Teil 1 – meine DDR-Zeit

Und so fing alles an

Mit neunzehn träumte ich von der großen, weiten Welt. Deshalb hatte ich beschlossen, nach der Erlangung meines Abiturs nach Moskau zu gehen, um dort am Institut für Stahl und Legierungen ein fünfjähriges Studium zu beginnen. Ich habe nicht lange überlegt und beschlossen, diesen Schritt zu wagen, da ich überzeugt war, für meine Zukunft und die damit verbundene berufliche Entwicklung zwar etwas Nichtalltägliches, aber Richtiges zu tun. Dazu kam, dass ich es richtig gut fand, die einmalige Chance nutzen zu können, in der großen Sowjetunion mein Studium zu absolvieren. Übrigens wurden alle fünf Auslandsstudenten aus unserer Klasse der Geraer Penne an Universitäten und Institute von fünf verschiedenen Städten des europäischen Teils der Sowjetunion verweht. Der Eine studierte in Charkow Computertechnik und Elektronik, der Zweite absolvierte ein zahnmedizinisches Studium in Wolgograd, dem ehemaligen Stalingrad. Der Dritte studierte Mathematik an der Minsker Universität und der vierte sollte nach Warschau gehen. Er ist leider kurz vor dem Studienbeginn bei einem Verkehrsunfall ums Leben gekommen.
Ich war von allen der Einzige, der an einem Institut in Moskau studierte. Dass ich einmal Metallurgie als Studiengang belegen würde, hätte ich mir vorher auch nicht träumen lassen. Ob es das Richtige für mich war, weiß wohl nur der Wind.

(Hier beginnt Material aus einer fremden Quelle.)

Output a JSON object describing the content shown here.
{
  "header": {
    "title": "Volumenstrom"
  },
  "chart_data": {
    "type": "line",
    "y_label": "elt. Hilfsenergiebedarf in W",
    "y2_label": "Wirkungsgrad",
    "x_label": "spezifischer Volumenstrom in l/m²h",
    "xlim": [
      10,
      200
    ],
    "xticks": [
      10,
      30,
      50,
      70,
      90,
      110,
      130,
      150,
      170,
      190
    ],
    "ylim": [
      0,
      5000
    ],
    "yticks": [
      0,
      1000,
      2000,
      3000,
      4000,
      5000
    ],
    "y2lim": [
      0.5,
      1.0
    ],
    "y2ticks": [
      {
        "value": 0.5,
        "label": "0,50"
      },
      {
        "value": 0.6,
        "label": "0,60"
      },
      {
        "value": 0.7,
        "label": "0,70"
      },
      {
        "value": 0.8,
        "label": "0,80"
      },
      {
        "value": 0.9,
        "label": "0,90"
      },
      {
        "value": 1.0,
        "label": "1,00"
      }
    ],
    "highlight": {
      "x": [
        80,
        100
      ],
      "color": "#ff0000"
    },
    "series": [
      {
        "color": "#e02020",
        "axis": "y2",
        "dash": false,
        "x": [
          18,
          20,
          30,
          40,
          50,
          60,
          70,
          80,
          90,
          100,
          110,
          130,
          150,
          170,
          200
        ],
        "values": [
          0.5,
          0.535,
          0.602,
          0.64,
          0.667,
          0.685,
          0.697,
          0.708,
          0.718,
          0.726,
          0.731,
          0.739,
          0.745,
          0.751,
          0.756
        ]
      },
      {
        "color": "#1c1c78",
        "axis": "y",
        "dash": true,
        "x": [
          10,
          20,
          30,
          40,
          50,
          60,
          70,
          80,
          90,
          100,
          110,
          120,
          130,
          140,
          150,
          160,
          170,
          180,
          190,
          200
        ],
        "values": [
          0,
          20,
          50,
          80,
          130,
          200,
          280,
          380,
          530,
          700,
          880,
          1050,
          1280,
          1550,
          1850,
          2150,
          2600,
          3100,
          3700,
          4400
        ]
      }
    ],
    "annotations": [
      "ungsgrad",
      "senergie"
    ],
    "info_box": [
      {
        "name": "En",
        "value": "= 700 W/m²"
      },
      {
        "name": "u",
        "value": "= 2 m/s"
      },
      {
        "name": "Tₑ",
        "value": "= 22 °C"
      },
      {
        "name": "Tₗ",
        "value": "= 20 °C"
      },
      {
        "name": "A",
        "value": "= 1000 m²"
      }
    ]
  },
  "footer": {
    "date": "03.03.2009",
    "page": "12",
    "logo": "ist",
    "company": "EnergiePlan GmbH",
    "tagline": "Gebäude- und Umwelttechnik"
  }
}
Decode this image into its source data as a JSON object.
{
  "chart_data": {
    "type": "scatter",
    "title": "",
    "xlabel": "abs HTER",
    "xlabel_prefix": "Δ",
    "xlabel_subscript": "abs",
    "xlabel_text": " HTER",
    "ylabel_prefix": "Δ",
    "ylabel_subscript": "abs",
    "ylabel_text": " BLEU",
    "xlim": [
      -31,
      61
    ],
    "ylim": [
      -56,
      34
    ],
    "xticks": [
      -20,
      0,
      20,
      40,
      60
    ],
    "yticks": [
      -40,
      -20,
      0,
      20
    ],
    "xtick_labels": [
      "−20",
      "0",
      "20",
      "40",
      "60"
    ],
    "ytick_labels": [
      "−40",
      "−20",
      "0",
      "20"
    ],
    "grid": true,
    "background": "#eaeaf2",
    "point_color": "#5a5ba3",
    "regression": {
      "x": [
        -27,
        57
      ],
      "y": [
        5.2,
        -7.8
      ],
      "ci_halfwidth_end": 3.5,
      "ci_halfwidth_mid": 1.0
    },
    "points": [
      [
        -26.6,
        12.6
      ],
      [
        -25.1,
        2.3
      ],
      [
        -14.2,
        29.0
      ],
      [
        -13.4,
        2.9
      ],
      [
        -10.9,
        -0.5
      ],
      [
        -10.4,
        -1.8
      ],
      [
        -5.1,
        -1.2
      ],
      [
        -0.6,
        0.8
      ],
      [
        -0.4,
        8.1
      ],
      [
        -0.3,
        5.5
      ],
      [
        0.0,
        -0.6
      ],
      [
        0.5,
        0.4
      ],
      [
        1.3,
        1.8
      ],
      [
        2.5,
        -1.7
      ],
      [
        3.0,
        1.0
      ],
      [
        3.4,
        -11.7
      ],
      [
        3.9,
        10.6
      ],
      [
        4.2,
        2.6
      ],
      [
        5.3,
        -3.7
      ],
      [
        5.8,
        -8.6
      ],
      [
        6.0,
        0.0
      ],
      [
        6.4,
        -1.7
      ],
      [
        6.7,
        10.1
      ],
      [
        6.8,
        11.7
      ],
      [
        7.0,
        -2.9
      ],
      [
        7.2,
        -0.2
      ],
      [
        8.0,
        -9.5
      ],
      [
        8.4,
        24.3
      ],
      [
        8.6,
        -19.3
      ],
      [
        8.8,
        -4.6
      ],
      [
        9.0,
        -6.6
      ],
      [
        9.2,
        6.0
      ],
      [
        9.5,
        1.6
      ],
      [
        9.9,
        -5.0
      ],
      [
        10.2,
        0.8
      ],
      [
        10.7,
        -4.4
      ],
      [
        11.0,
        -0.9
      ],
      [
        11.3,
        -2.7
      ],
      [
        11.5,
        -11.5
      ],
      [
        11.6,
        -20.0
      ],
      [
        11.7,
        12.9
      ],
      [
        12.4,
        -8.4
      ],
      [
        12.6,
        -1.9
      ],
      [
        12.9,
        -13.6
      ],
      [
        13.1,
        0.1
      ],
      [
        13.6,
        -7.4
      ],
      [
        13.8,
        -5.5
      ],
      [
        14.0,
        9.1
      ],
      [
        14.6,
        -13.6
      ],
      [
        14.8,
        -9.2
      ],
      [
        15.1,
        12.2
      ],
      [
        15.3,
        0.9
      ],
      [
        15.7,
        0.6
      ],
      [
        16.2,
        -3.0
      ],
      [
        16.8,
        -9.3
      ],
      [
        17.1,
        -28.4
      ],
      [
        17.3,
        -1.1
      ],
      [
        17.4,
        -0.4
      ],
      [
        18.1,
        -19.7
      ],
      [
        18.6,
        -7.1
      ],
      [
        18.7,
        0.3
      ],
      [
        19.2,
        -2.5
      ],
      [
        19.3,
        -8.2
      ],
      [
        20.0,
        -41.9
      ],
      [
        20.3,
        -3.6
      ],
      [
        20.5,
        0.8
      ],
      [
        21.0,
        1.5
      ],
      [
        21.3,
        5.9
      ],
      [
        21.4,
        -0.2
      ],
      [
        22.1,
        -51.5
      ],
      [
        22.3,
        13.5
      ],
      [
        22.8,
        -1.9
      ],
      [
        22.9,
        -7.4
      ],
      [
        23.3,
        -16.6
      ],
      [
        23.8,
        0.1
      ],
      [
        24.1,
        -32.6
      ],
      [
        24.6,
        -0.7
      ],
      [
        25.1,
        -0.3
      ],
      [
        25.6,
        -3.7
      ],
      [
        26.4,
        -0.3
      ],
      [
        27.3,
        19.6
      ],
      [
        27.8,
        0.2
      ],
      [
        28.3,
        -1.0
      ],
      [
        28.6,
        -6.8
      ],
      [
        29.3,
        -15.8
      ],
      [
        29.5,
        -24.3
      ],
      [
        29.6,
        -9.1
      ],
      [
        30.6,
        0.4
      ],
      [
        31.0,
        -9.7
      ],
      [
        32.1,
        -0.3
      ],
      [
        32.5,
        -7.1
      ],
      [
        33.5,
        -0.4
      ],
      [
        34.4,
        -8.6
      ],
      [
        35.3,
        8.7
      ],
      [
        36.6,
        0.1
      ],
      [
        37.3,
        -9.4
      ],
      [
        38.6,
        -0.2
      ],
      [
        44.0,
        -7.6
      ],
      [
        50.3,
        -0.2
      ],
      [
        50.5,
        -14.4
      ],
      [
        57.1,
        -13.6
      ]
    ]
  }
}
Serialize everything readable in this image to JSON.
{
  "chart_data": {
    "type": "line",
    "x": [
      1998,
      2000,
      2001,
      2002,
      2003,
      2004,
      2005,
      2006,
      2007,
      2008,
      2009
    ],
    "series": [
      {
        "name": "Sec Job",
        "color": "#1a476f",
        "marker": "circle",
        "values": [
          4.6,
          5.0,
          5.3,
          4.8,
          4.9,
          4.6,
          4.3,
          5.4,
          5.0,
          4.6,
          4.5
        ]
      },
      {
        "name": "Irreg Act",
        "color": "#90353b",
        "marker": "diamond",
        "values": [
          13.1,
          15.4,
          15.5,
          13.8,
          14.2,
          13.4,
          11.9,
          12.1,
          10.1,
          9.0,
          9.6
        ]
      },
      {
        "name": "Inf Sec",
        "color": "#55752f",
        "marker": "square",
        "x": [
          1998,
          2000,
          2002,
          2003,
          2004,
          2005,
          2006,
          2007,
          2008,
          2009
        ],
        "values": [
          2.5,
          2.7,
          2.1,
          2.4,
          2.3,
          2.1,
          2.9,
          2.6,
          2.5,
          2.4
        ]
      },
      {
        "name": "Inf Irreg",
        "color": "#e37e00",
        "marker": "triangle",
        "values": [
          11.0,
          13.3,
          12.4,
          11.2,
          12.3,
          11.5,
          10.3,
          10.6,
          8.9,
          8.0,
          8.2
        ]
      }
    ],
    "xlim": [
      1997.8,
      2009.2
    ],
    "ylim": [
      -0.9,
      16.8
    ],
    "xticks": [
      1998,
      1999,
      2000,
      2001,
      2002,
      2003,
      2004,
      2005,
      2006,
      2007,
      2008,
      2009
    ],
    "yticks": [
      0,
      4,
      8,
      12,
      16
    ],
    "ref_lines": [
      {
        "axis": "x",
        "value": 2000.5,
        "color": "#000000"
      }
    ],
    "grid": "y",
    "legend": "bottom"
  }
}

Mein Abi-Jahr in Halle an der Saale

Wer in der DDR im Ausland studieren wollte, musste ein spezielles Vorbereitungsjahr absolvieren. Deshalb setzte ich nach der elften Klassenstufe meine Schulbildung an einem Institut zur Vorbereitung zum Auslandsstudium in Halle an der Saale als Abiturjahr fort. In Halle hatte ich es in diesem Jahr nicht leicht. Das Lernniveau war extrem hoch. Aber man bekam einen überaus starken Schub für das bevorstehende Studium. Übrigens sagte mir mein Russischdozent voraus, dass ich mit meinen miserablen Russischkenntnissen in Moskau kaum Chancen hätte, das Studium zu meistern. Er irrte, wie mein späteres Leben zeigen sollte.
In Halle habe ich die Kultur mit großem Interesse genossen. Das Hallenser Theater hat es mir dabei weniger angetan, aber ich entwickelte mich zu einem regen Besucher von Jazz-Konzerten und erwarb sogar ein Jahresabonnement. Es umfasste acht Konzerte. Die Bands waren von internationaler Güte. Alle drei großen „Bs“ der internationalen Jazz- und Free-Jazz-Szene brachten ihre Arrangements zu Gehör. Bereits damals fanden „The Chris Baber Band“, die „Keith Ball & Kenny Balls Jazzmen“ und die „Mr. Acker Bilk and his Paramount Jazzband“ den Weg in den Hallenser Jazz-Schuppen. Das Publikum war auch vom Fach. Aber die eindeutigen Lieblinge der damaligen Jazz-Szene waren Manfred Krug, die Sängerin Uschi Brüning und das junge Günther-Fischer Quintett. Eindeutig auch deswegen, da sie die meisten Songs selbst kreiert hatten und vorrangig auf Deutsch sangen. Das war damals noch revolutionär. Ich hatte mir alle zugänglichen Jazz-Platten von dem DDR-Label AMIGA gekauft, aber sie sind leider irgendwann verlustig gegangen.
Die Hallenser Jazz-Szene war bestimmt auch ein Fundament für die Installation des in jedem internationalen Musikkalender verewigten und von vielen Fans dick unterstrichenen Dresdener Jazz-Festivals. Das Festival wurde zu DDR-Zeiten bereits riesengroßgeschrieben und ist heute noch eine Jazz-Adresse erster Güte. Die Partnerstadt von Dresden, Leningrad, hat es nachgemacht und richtet bereits seit den Sowjetjahren schon viele Jahre ein solches Festival aus.
Die Zeit in Halle an der Saale war schön, aber auch schwierig. Manchmal war sie auch kurios. Alteingesessene erzählten mir einmal, dass in der Hallenser Reilstraße, einer wichtigen Ausfallmagistrale der Stadt, früher mehr als ein Dutzend Eckkneipen und sonstige Bierlokale existierten und die Wirte immer gut zu tun hatten. Man trank seine Lieblingsbiersorte und hielt zu seiner angestammten Kneipe in ewiger Treue.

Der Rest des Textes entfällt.